With social media, anyone can take part in news creation and dissemination. Individuals use social media to write their own opinion piece, comment on a story, post a link to a news story or tag news-related content. What was once only the job of newspapers and TV stations can now be done by anyone with a Facebook or Twitter account. You now have an integral role in news circulation. Whether you want to raise awareness about a local non-profit or promote your business to friends, social media is a great tool for doing so. News is now a shared experience, as eight in ten people report getting or sharing links via email.

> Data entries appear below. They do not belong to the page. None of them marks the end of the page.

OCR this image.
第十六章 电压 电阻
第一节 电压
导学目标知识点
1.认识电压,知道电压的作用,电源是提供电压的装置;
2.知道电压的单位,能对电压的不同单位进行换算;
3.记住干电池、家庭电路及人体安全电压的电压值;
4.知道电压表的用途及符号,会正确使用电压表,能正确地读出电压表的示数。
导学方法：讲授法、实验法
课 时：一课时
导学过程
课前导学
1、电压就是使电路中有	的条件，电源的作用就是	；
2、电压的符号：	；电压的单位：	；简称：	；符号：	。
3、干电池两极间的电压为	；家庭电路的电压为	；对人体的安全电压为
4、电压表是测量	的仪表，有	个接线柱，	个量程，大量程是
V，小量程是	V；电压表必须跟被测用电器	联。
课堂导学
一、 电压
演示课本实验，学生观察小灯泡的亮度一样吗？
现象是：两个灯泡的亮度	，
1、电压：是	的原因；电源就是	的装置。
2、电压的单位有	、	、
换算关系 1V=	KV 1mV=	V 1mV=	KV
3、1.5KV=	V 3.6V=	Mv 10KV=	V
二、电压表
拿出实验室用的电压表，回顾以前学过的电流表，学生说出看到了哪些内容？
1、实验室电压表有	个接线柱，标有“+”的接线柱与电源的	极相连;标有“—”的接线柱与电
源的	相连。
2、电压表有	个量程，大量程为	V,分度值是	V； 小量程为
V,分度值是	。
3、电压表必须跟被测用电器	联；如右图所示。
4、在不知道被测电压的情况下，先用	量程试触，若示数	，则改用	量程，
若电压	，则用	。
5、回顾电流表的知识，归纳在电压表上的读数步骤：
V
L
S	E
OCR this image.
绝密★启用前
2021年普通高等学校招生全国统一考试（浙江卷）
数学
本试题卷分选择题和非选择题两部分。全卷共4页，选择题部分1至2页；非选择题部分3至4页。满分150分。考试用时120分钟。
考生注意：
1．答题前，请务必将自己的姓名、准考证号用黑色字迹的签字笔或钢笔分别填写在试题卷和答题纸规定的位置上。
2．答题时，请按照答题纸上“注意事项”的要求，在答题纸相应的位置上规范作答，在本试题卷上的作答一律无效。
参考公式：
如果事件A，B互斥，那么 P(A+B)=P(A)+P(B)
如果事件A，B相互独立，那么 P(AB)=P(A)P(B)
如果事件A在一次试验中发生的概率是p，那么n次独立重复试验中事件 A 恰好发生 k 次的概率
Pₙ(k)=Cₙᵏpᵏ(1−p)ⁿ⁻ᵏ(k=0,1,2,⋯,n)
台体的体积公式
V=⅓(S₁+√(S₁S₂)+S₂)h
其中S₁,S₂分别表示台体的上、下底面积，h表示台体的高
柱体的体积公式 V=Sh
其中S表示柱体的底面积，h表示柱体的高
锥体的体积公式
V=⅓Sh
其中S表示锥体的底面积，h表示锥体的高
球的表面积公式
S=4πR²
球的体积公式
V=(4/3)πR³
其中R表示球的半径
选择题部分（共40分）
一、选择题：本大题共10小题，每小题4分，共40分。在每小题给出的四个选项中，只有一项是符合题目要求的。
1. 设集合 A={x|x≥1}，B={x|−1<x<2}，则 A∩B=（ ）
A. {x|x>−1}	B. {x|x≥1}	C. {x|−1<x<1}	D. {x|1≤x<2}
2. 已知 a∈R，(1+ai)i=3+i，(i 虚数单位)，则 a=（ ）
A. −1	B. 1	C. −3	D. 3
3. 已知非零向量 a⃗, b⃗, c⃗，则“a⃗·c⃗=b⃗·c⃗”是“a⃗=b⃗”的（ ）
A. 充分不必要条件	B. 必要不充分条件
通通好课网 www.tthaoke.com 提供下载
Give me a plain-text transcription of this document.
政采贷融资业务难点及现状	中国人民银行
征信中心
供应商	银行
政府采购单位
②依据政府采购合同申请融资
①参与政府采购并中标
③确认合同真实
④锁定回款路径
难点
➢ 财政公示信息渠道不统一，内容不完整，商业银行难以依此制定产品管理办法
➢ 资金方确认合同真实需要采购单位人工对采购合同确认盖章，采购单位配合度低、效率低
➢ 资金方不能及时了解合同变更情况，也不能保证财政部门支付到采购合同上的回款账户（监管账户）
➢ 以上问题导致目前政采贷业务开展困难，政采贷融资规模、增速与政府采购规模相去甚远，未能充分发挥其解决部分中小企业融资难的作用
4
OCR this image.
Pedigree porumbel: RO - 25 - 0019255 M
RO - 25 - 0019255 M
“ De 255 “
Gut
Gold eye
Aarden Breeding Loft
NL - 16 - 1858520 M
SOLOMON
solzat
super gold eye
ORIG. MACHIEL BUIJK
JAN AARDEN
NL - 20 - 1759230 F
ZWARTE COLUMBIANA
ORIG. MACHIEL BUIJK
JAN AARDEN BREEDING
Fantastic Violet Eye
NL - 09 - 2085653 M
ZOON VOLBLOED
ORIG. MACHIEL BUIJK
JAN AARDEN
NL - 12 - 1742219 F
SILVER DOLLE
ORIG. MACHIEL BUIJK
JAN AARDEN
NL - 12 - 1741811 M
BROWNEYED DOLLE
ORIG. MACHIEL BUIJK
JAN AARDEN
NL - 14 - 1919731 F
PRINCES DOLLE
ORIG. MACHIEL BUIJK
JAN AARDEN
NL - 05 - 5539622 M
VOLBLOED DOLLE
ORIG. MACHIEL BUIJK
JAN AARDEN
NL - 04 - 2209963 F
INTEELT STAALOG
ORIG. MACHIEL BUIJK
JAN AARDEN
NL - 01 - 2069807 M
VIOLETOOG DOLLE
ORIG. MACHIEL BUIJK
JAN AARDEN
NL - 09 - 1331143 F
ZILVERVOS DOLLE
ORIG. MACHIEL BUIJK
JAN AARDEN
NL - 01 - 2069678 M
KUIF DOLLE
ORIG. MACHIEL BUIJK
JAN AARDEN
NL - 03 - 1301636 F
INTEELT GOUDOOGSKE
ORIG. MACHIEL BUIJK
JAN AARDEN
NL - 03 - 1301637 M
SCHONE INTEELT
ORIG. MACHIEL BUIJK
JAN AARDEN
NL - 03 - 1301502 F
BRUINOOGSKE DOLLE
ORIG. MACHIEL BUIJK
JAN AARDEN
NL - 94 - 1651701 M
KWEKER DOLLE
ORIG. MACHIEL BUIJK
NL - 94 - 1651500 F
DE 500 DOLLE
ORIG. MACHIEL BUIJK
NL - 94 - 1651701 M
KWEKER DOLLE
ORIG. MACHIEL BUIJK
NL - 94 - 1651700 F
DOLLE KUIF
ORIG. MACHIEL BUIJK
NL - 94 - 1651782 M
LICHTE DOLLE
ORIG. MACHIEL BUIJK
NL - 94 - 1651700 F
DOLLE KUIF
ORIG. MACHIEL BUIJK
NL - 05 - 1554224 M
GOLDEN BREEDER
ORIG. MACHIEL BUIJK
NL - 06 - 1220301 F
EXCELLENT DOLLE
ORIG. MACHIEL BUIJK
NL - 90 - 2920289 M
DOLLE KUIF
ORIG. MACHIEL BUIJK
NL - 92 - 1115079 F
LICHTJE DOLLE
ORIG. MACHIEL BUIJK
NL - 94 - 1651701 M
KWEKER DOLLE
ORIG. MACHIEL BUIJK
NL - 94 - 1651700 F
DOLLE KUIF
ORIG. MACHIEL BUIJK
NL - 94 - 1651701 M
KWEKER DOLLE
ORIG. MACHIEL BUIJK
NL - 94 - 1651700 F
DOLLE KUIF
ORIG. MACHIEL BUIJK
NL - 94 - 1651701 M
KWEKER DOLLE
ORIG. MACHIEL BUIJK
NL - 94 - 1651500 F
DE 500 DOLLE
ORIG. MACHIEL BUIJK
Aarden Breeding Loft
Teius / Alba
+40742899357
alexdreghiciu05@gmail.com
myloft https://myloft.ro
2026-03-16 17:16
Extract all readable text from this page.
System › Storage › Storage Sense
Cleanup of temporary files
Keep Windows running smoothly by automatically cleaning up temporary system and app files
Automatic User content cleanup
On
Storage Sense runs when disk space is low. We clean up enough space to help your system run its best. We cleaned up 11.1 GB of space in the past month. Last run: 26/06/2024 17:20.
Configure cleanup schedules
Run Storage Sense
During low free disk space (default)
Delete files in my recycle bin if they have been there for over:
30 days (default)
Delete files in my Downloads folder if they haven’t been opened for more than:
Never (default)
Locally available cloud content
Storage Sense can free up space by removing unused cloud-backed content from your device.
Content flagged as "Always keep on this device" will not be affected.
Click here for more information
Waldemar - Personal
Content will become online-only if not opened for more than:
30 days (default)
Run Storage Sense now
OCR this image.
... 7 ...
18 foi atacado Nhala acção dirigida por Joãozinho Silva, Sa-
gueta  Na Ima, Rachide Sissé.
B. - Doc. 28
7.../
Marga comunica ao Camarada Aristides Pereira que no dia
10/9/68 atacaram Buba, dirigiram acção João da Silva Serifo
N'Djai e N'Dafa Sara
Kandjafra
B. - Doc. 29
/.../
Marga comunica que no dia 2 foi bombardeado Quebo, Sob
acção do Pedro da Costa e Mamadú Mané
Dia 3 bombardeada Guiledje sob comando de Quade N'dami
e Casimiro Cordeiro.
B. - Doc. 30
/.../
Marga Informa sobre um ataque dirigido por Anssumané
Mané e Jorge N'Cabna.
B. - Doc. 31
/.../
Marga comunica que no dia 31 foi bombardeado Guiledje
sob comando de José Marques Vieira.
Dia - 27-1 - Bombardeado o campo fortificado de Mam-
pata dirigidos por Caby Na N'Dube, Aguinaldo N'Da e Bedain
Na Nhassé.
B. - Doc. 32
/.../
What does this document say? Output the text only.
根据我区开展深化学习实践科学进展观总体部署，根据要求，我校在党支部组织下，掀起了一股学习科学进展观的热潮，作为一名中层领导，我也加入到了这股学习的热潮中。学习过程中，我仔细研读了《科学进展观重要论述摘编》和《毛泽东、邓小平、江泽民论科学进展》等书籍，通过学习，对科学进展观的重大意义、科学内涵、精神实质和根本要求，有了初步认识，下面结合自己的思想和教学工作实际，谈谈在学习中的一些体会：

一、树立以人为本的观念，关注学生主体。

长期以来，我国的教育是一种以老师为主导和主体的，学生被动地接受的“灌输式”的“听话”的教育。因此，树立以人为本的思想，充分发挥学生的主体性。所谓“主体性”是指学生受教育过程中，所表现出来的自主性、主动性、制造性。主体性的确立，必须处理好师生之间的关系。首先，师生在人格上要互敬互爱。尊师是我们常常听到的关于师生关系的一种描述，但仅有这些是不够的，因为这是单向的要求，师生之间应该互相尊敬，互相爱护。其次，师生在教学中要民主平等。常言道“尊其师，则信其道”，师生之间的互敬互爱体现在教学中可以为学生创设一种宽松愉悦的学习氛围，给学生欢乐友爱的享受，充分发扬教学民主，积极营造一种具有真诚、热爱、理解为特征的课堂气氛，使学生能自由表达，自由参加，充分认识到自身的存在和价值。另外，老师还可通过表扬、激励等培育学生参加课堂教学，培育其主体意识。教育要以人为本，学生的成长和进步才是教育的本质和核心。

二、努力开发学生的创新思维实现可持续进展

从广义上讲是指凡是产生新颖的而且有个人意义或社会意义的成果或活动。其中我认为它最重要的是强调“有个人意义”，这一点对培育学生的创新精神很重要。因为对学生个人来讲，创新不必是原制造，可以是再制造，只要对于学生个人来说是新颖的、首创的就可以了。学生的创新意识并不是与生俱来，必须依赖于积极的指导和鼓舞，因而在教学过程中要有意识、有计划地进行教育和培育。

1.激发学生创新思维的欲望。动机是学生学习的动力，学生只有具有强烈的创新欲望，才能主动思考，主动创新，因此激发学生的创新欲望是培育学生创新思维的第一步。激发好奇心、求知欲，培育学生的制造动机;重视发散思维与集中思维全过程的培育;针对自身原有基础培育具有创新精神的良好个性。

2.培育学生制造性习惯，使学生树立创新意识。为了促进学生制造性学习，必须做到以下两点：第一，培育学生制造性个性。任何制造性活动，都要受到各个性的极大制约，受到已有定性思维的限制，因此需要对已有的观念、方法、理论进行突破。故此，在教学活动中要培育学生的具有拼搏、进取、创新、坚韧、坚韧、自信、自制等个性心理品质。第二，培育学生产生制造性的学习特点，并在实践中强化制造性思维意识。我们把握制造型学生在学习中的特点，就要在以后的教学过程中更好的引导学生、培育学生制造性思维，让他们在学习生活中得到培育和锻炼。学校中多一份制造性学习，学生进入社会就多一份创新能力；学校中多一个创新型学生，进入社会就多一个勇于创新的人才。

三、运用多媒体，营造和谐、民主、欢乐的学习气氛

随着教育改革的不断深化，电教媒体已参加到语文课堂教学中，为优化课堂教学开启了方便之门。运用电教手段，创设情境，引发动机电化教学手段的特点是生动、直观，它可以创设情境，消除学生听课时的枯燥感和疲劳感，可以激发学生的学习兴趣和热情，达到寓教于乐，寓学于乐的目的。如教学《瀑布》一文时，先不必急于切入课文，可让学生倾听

The scope of news sources made available by the Internet lets people customize their daily news to fit their needs. In marketing terms, news has moved from being a push to a pull industry. Before news was available on the Internet, it was “pushed” to consumers on the basis of where they lived. People read the local newspapers specific to their location, or whichever news magazines were made available to them. Nowadays, individuals demand the specific news sources they want to read. In fact, 28% of online news readers have customized the news sources and topics that appear on their home page. For example, I have a morning routine of checking The New York Times, AdAge, Huffington Post, and TechCrunch. What’s more, 65% of people don’t have one favorite website for news. As the amount of online news sources continues to grow and become more specialized, people are more likely to find a different news source to fit each need.

This proliferation of news sources gives marketers the opportunity to easily reach specific demographics. With social media, you can post links to relevant articles on your company’s Facebook or Twitter page to start a discussion between fans. If a certain article is connected to your business or target market, commenting on it can help draw readers to your site. You don’t necessarily have to pitch your business in the comment (doing this might come across as spam). Instead, provide an insightful response to the article and sign the comment with your name and a link to your company’s website.

Social media has revolutionized the news industry and created a world of opportunities for new business ideas and marketing strategies. As a result, major newspapers are being challenged to adapt themselves to the current environment. Will they survive, or will their success be threatened by social media-savvy entrepreneurs?